La semaine de la Diaspora
La semaine de la diaspora a été l’occasion de nous retrouver, les haïtiens
de l’intérieur et les représentants de la diaspora, notre principal bailleur de
fonds avec plus de 1.5 Mrds USD l’an, le principal responsable de notre survie.
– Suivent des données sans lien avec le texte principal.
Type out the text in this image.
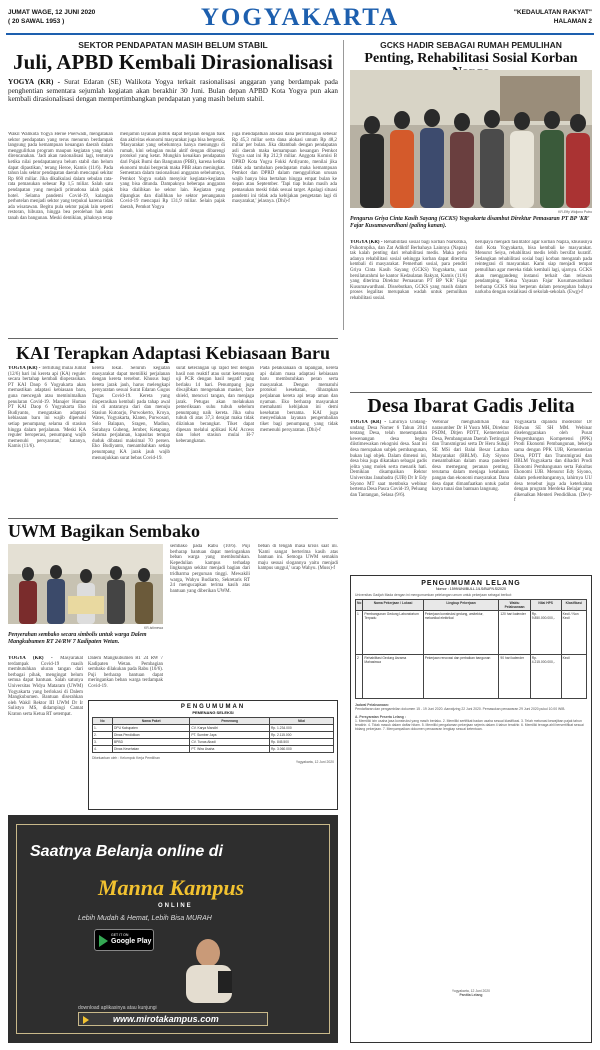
JUMAT WAGE, 12 JUNI 2020
( 20 SAWAL 1953 )	YOGYAKARTA	"KEDAULATAN RAKYAT"
HALAMAN 2
SEKTOR PENDAPATAN MASIH BELUM STABIL
Juli, APBD Kembali Dirasionalisasi
YOGYA (KR) - Surat Edaran (SE) Walikota Yogya terkait rasionalisasi anggaran yang berdampak pada penghentian sementara sejumlah kegiatan akan berakhir 30 Juni. Bulan depan APBD Kota Yogya pun akan kembali dirasionalisasi dengan mempertimbangkan pendapatan yang masih belum stabil.
Wakil Walikota Yogya Heroe Poerwadi, mengatakan sektor pendapatan yang terus menurun berdampak langsung pada kemampuan keuangan daerah dalam menggulirkan program maupun kegiatan yang telah direncanakan. 'Jadi akan rasionalisasi lagi, tentunya ketika nilai pendapatannya belum stabil dan belum dapat dipastikan,' terang Heroe, Kamis (11/6). Pada tahun lalu sektor pendapatan daerah mencapai sekitar Rp 660 miliar. Jika dikalkulasi dalam sebulan rata-rata pemasukan sebesar Rp 1,5 miliar. Salah satu pendapatan yang menjadi primadona ialah pajak hotel. Selama pandemi Covid-19, kalangan perhotelan menjadi sektor yang terpukul karena tidak ada wisatawan. Begitu pula sektor pajak lain seperti restoran, hiburan, hingga bea perolehan hak atas tanah dan bangunan. Meski demikian, pihaknya tetap
menjamin layanan publik dapat berjalan dengan baik dan aktivitas ekonomi masyarakat juga bisa bergerak. 'Masyarakat yang sebelumnya hanya menunggu di rumah, kini sebagian mulai aktif dengan dibarengi protokol yang ketat. Mungkin kenaikan pendapatan dari Pajak Bumi dan Bangunan (PBB), karena ketika ekonomi mulai bergerak maka PBB akan meningkat. Sementara dalam rasionalisasi anggaran sebelumnya, Pemkot Yogya sudah menyisir kegiatan-kegiatan yang bisa ditunda. Dampaknya beberapa anggaran bisa dialihkan ke sektor lain. Kegiatan yang dipangkas dan dialihkan ke sektor penanganan Covid-19 mencapai Rp 131,9 miliar. Selain pajak daerah, Pemkot Yogya
juga mendapatkan alokasi dana perimbangan sebesar Rp 45,3 miliar serta dana alokasi umum Rp 48,2 miliar per bulan. Jika ditambah dengan pendapatan asli daerah maka kemampuan keuangan Pemkot Yogya saat ini Rp 212,9 miliar. Anggota Komisi B DPRD Kota Yogya Fokki Ardiyanto, menilai jika tidak ada tambahan pendapatan maka kemampuan Pemkot dan DPRD dalam menggulirkan urusan wajib hanya bisa bertahan hingga empat bulan ke depan atau September. 'Tapi tiap bulan masih ada pemasukan meski tidak sesuai target. Apalagi situasi pandemi ini tidak ada kebijakan pengetatan lagi di masyarakat,' jelasnya. (Dhi)-f
GCKS HADIR SEBAGAI RUMAH PEMULIHAN
Penting, Rehabilitasi Sosial Korban
KR-Effy Widjono Putro
Pengurus Griya Cinta Kasih Sayang (GCKS) Yogyakarta disambut Direktur Pemasaran PT BP 'KR' Fajar Kusumawardhani (paling kanan).
YOGYA (KR) - Rehabilitasi sosial bagi korban Narkotika, Psikotropika, dan Zat Adiktif Berbahaya Lainnya (Napza) tak kalah penting dari rehabilitasi medis. Maka perlu adanya rehabilitasi sosial sehingga korban dapat diterima kembali di masyarakat. Pemerhati sosial, para pendiri Griya Cinta Kasih Sayang (GCKS) Yogyakarta, saat bersilaturahmi ke kantor Kedaulatan Rakyat, Kamis (11/6) yang diterima Direktur Pemasaran PT BP 'KR' Fajar Kusumawardhani. Dissebutkan, GCKS yang masih dalam proses legalitas merupakan wadah untuk pemulihan rehabilitasi sosial.
berupaya menjadi fasilitator agar korban Napza, khususnya dari Kota Yogyakarta, bisa kembali ke masyarakat. Menurut Seiya, rehabilitasi medis lebih bersifat kuratif. Sedangkan rehabilitasi sosial bagi korban mengarah pada reintegrasi di masyarakat. Kami siap menjadi tempat pemulihan agar mereka tidak kembali lagi, ujarnya. GCKS akan menggandeng instansi terkait dan relawan pendamping. Ketua Yayasan Fajar Kusumawardhani berharap GCKS bisa berperan dalam pencegahan bahaya narkoba dengan sosialisasi di sekolah-sekolah. (Ewg)-f
KAI Terapkan Adaptasi Kebiasaan Baru
YOGYA (KR) - Terhitung mulai Jumat (12/6) hari ini kereta api (KA) reguler secara bertahap kembali dioperasikan. PT KAI Daop 6 Yogyakarta akan memastikan adaptasi kebiasaan baru, guna mencegah atau meminimalkan penularan Covid-19. Manajer Humas PT KAI Daop 6 Yogyakarta Eko Budiyanto, mengatakan adaptasi kebiasaan baru ini wajib dipenuhi setiap penumpang selama di stasiun hingga dalam perjalanan. 'Meski KA reguler beroperasi, penumpang wajib memenuhi persyaratan,' katanya, Kamis (11/6).
kereta lokal. Seluruh kegiatan masyarakat dapat memiliki perjalanan dengan kereta tersebut. Khusus bagi kereta jarak jauh, harus melengkapi persyaratan sesuai Surat Edaran Gugus Tugas Covid-19. Kereta yang dioperasikan kembali pada tahap awal ini di antaranya dari dan menuju Stasiun Kutoarjo, Purwokerto, Kroya, Wates, Yogyakarta, Klaten, Purwosari, Solo Balapan, Sragen, Madiun, Surabaya Gubeng, Jember, Ketapang. Selama perjalanan, kapasitas tempat duduk dibatasi maksimal 70 persen. Eko Budiyanto, menambahkan setiap penumpang KA jarak jauh wajib menunjukkan surat bebas Covid-19.
surat keterangan uji rapid test dengan hasil non reaktif atau surat keterangan uji PCR dengan hasil negatif yang berlaku 14 hari. Penumpang juga diwajibkan mengenakan masker, face shield, mencuci tangan, dan menjaga jarak. Petugas akan melakukan pemeriksaan suhu tubuh sebelum penumpang naik kereta. Jika suhu tubuh di atas 37,3 derajat maka tidak diizinkan berangkat. Tiket dapat dipesan melalui aplikasi KAI Access dan loket stasiun mulai H-7 keberangkatan.
Pada pelaksanaan di lapangan, kereta api dalam masa adaptasi kebiasaan baru membutuhkan peran serta masyarakat. Dengan mematuhi protokol kesehatan, diharapkan perjalanan kereta api tetap aman dan nyaman. Eko berharap masyarakat memahami kebijakan ini demi kesehatan bersama. KAI juga menyediakan layanan pengembalian tiket bagi penumpang yang tidak memenuhi persyaratan. (Dhi)-f
Desa Ibarat Gadis Jelita
YOGYA (KR) - Lahirnya Undang-undang Desa Nomer 6 Tahun 2014 tentang Desa, telah menempatkan kewenangan desa begitu diistimewakan rekognisi desa. Saat ini desa merupakan subjek pembangunan, bukan lagi objek. Dalam dimensi ini, desa bisa juga dikatakan sebagai gadis jelita yang molek serta menarik hati. Demikian disampaikan Rektor Universitas Janabadra (UJB) Dr Ir Edy Siyono MT saat membuka webinar bertema Desa Pasca Covid-19, Peluang dan Tantangan, Selasa (9/6).
Webinar menghadirkan dua narasumber Dr H Yusra MH, Direktur PSDM, Ditjen PDTT, Kementerian Desa, Pembangunan Daerah Tertinggal dan Transmigrasi serta Dr Heru Suhaji SE MSi dari Balai Besar Latihan Masyarakat (BBLM). Edy Siyono menambahkan dalam masa pandemi desa memegang peranan penting, terutama dalam menjaga ketahanan pangan dan ekonomi masyarakat. Dana desa dapat dimanfaatkan untuk padat karya tunai dan bantuan langsung.
Yogyakarta dipandu moderator Dr Ridwan SE SH MM. Webinar diselenggarakan oleh Pusat Pengembangan Kompetensi (PPK) Prodi Ekonomi Pembangunan, bekerja sama dengan PPK UJB, Kementerian Desa, PDTT dan Transmigrasi dan BBLM Yogyakarta dan dihadiri Prodi Ekonomi Pembangunan serta Fakultas Ekonomi UJB. Menurut Edy Siyono, dalam perkembangannya, lahirnya UU desa tersebut juga ada keterkaitan dengan program Merdeka Belajar yang dikenalkan Menteri Pendidikan. (Dev)-f
UWM Bagikan Sembako
KR-istimewa
Penyerahan sembako secara simbolis untuk warga Dalem Mangkubumen RT 24/RW 7 Kadipaten Wetan.
YOGYA (KR) - Masyarakat terdampak Covid-19 masih membutuhkan uluran tangan dari berbagai pihak, mengingat belum semua dapat bantuan. Salah satunya Universitas Widya Mataram (UWM) Yogyakarta yang berlokasi di Dalem Mangkubumen. Bantuan diserahkan oleh Wakil Rektor III UWM Dr Ir Sulistyo MS, didampingi Camat Kraton serta Ketua RT setempat.
Dalem Mangkubumen RT 24 RW 7 Kadipaten Wetan. Pembagian sembako dilakukan pada Rabu (10/6). Puji berharap bantuan dapat meringankan beban warga terdampak Covid-19.
sembako pada Rabu (10/6). Puji berharap bantuan dapat meringankan beban warga yang membutuhkan. Kepedulian kampus terhadap lingkungan sekitar menjadi bagian dari tridharma perguruan tinggi. Mewakili warga, Wahyu Budiarto, Sekretaris RT 24 mengucapkan terima kasih atas bantuan yang diberikan UWM.
beban di tengah masa krisis saat ini. 'Kami sangat berterima kasih atas bantuan ini. Semoga UWM semakin maju sesuai slogannya yaitu menjadi kampus unggul,' ucap Wahyu. (Muss)-f
PENGUMUMAN
PEMENANG SELEKSI
No	Nama Paket	Pemenang	Nilai
1.	DPU Kabupaten	CV. Karya Mandiri	Rp. 1.234.000
2.	Dinas Pendidikan	PT. Sumber Jaya	Rp. 2.115.000
3.	BPBD	CV. Tunas Abadi	Rp. 845.500
4.	Dinas Kesehatan	PT. Wira Usaha	Rp. 3.060.000
Dikeluarkan oleh : Kelompok Kerja Pemilihan
Yogyakarta, 12 Juni 2020
Saatnya Belanja online di
Manna Kampus
ONLINE
Lebih Mudah & Hemat, Lebih Bisa MURAH
GET IT ON
Google Play
download aplikasinya atau kunjungi
www.mirotakampus.com
PENGUMUMAN LELANG
Nomor : 1599/UNI/BULL.1/LS/BUP/LS/2020
Universitas Gadjah Mada dengan ini mengumumkan pelelangan umum untuk pekerjaan sebagai berikut:
No	Nama Pekerjaan / Lokasi	Lingkup Pekerjaan	Waktu Pelaksanaan	Nilai HPS	Klasifikasi
1	Pembangunan Gedung Laboratorium Terpadu	Pekerjaan konstruksi gedung, arsitektur, mekanikal elektrikal	120 hari kalender	Rp. 9.850.000.000,-	Kecil / Non Kecil
2	Rehabilitasi Gedung Asrama Mahasiswa	Pekerjaan renovasi dan perbaikan bangunan	90 hari kalender	Rp. 4.215.000.000,-	Kecil
Jadwal Pelaksanaan:
Pendaftaran dan pengambilan dokumen 15 - 19 Juni 2020. Aanwijzing 22 Juni 2020. Pemasukan penawaran 29 Juni 2020 pukul 10.00 WIB.
A. Persyaratan Peserta Lelang :
1. Memiliki izin usaha jasa konstruksi yang masih berlaku. 2. Memiliki sertifikat badan usaha sesuai klasifikasi. 3. Telah melunasi kewajiban pajak tahun terakhir. 4. Tidak masuk dalam daftar hitam. 5. Memiliki pengalaman pekerjaan sejenis dalam 4 tahun terakhir. 6. Memiliki tenaga ahli bersertifikat sesuai bidang pekerjaan. 7. Menyampaikan dokumen penawaran lengkap sesuai ketentuan.
Yogyakarta, 12 Juni 2020
Panitia Lelang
Economie oui, politique non, ou tout au moins, très partiellement. A quand la
participation à la vie politique du pays sans restriction aucune de ce
réservoir de compétences, de connaissances ? Il faudrait y penser
sérieusement si on veut sortir de ce sous-développement chronique et contempler
cette révolution de croissance avec une répartition equitable de ses fruits. Pour cela,
il nous faudrait de la stabilité politique avec des gouvernements qui arrivent
à travailler en paix sans la peur d’un renvoi par le Président ou par le
Parlement.
L’absence d’un gouvernement
En l’absence du Président qui est revenu juste pour rencontrer le Président Mexicain en visite officielle en Haïti et contraint de repartir pour se
faire soigner en urgence aux USA, Haïti a souffert de l’absence d’un
gouvernement. La tentative du Premier Ministre démissionnaire de faire sentir
sa présence lorsque les policiers fâchés de l’assassinat de l’un d’entre
eux et qui voulaient se venger sur le
Député rendu « responsable » de cet acte odieux, n’a pas été bien
vue. Au 6e Sommet des Chefs d’Etat des Amériques en Colombie, Haïti n’a été
représentée que par son ministre des
affaires étrangères démissionnaire et moitié Premier Ministre. C’est notre
vérité et nous la trouvons normale. Même si nous savons pertinemment que, sans gouvernement, aucun bailleur ne s’aventure
à honorer ses promesses et que sans budget le pays ne fait que naviguer sans
boussole.
¼ de Premier Ministre
C’est pourquoi nous utilisons un prêt comme PETROCARIBE pour des dépenses
courantes et non pour des investissements sérieux et rentables. Par exemple,
nous disons vouloir faire de l’agriculture notre principal pilier de
croissance. Qu’avons-nous fait pour cela ? Rien. Pas même le vote des 10% du budget national
souhaités. La loi budgétaire n’est pas encore votée à cause essentiellement de
la démission du Premier Ministre et à cause de la lenteur de ratification du
nouveau Premier Ministre, en la personne de Laurent Salvador LAMOTHE, notre
moitié Premier Ministre à date. Un ami a plaisanté en parlant de notre « 1/3
PM ». Il est devenu très sérieux en m’expliquant, non seulement, il doit
passer l’étape de la Chambre basse et aussi celle de l’énoncé de sa politique générale devant
les deux chambres, séparément s’il vous plait. « Je devrais parler de
notre ¼ PM par rapport à ce qui reste du processus de ratification » a-t’il
conclu le plus sérieusement du monde. En y réfléchissant bien, cela nous ramenera
au-delà de 8 mai 2012, date de départ des « dinosaures du Sénat ». Ce qui pourrait perturber le processus.Voilà
la vérité, notre vérité.
L’heure de vérité
Pour réaliser le programme 4 E du Président
Martelly, le PM Conille avait présenté une politique globale de 15 Mrds d’USD
sur 5 ans. Il n’avait pas eu le temps de faire adopter son budget d’approximativement
de 3 Mrds d’USD pour l’exercice en cours, et le secteur agricole n’a pas eu les
10% souhaités (300 M USD) de ce budget pour favoriser l’atteinte de cet objectif global de 7.8% de croissance. Avec la ratification de Mr LAMOTHE, si ratification il y
en aura, il nous faudrait revoir le budget et le ratifier avec 7 mois de
retard. Les résultats seront forcément en deçà des prévisions. Nous sommes donc
à l’heure de vérité. Continuons-nous à nous enfoncer ou faisons-nous ce
consensus minimum autour de LAMOTHE ? Al chita avek analyz bidon’w yo. Vye
neg Martelly. Nap fout continye pi red ! Quelle tristesse ! C’est notre
vérité ! Nous sommes en plein là dedans ! Singulier petit pays !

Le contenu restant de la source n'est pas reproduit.